Shares of The New York Times Co. rose over 6 percent to $19.50 in midday trading on Thursday following the company’s report of better-than-expected second-quarter earnings, which was fueled by revenue from digital subscription and digital advertising.
The company reported second-quarter net income of $15.6 million, or 9 cents a share — although adjusted earnings per share tallied 18 cents. This compared favorably with the same period last year, when the company reported a loss of $211,000 or break even on a share basis.
Total revenue for the second quarter of 2017 increased 9.2 percent to $407.1 million from $372.6 million in the second quarter of 2016 and subscription revenues increased 13.9 percent, while advertising revenues increased 0.8 percent and other revenues rose 12.8 percent.

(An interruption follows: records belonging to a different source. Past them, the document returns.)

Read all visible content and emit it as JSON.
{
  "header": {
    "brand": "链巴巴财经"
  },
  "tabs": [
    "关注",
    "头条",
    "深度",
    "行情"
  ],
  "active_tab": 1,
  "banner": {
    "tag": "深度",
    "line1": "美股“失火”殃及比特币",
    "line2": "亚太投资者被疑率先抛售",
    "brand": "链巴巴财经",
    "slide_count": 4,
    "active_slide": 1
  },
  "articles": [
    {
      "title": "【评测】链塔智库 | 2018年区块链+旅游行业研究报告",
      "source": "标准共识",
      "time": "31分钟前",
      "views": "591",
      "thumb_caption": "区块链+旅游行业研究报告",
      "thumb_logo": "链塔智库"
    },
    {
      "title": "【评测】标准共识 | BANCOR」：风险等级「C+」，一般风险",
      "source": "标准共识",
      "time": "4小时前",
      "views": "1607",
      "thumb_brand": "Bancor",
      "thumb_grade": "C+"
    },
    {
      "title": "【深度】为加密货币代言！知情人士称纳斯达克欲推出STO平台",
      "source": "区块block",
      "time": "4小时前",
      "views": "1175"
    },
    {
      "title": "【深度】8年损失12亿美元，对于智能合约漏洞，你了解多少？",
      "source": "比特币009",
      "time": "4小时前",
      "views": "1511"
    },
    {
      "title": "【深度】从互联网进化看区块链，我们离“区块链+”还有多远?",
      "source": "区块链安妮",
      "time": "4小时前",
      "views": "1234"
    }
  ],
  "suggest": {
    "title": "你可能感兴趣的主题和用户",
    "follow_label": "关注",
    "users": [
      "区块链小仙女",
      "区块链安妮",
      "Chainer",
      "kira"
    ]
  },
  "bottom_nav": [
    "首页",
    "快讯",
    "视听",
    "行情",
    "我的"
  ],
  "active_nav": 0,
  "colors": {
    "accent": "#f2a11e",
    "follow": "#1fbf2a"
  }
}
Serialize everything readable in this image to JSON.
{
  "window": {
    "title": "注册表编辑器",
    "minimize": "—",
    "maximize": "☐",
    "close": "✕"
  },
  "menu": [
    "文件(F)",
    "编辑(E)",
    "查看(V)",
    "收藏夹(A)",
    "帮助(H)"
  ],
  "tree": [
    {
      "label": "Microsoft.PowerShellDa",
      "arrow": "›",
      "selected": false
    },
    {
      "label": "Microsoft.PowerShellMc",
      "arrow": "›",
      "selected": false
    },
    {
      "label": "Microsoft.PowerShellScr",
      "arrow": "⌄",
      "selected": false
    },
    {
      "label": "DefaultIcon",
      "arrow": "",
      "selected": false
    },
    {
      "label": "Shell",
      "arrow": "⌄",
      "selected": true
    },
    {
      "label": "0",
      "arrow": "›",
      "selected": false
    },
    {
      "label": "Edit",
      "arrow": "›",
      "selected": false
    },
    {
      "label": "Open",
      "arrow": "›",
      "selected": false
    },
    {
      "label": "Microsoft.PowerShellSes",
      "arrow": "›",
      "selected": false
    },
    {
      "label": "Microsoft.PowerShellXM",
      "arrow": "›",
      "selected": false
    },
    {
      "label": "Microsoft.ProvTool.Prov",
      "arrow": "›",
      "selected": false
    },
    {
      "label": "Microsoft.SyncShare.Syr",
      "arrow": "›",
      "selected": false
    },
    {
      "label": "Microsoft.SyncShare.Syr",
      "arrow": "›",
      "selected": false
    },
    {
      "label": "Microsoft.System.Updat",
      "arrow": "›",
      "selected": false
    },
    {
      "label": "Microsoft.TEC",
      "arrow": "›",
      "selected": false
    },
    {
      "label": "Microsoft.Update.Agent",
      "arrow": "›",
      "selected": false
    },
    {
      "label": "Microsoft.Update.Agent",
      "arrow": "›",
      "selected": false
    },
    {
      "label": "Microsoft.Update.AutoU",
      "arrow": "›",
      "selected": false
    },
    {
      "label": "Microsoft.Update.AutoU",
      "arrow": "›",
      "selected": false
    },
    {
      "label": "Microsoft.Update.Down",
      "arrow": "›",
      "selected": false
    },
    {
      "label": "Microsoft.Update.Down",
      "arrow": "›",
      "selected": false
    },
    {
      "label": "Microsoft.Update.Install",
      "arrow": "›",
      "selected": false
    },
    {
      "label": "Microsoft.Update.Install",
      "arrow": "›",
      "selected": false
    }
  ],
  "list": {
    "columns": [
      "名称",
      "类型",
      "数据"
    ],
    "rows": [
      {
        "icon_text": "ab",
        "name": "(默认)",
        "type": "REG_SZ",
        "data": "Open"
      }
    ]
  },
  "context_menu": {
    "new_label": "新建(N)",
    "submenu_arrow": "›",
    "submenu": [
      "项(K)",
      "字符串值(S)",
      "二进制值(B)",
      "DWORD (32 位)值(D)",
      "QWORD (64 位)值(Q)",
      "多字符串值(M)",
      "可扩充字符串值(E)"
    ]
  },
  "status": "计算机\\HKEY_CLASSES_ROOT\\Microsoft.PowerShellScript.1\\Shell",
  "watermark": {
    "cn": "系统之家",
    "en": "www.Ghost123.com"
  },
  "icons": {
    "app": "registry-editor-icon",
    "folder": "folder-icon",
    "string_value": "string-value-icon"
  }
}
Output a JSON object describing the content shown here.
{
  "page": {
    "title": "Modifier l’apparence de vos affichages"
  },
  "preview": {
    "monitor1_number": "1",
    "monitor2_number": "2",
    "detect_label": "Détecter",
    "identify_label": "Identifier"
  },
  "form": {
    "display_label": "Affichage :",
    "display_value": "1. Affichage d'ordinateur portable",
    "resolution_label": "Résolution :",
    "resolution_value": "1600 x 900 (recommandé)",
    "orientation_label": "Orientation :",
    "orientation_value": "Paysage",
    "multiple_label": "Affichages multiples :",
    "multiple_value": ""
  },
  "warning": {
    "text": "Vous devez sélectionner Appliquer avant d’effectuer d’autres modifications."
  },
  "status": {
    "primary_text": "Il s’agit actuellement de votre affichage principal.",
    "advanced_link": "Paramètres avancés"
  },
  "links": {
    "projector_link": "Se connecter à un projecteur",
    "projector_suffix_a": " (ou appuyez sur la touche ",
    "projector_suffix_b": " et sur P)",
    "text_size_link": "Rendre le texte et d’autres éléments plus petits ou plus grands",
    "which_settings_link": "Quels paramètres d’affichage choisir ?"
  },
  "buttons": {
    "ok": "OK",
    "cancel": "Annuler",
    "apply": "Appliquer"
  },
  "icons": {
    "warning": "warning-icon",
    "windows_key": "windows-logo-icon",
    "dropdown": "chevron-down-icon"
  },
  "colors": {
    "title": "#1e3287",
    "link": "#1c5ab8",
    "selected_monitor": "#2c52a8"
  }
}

Wall Street expected 14 cents a share on revenue of $393.9 million.
“During the quarter, we surpassed two million digital-only news subscriptions, doubling our digital subscriber base over a two-year period. The company added 93,000 net digital-only news subscriptions, a 69 percent increase in the number of subscription additions compared with the same quarter last year, and total advertising revenue grew for the first time since [the third quarter of] 2014, driven by continued strength in digital advertising,” said Mark Thompson, president and chief executive officer of the company. “We believe that more and more people are prepared to pay for high-quality in-depth journalism that helps them make sense of the world.”
This latest report comes during an anxious time for insiders as the company prepares to change the editorial structure of the newsroom, a controversial move that includes eliminating editing positions and the stand-alone copy desk that has long been an institution at the newspaper. That structural change will result in a severance charge of $19 million.
Executive vice president and chief operating officer Meredith Kopit Levien added there has been a slight uptick in less affluent new subscribers from the middle of the country following the presidential election — notable considering the divide evidenced by the results of the election.
Looking forward to the third quarter, the company said it expects revenue from subscriptions to increase at a similar rate. Overall advertising revenue is expected to decrease in the next quarter, but digital advertising is expected to see growth in the low-double digits.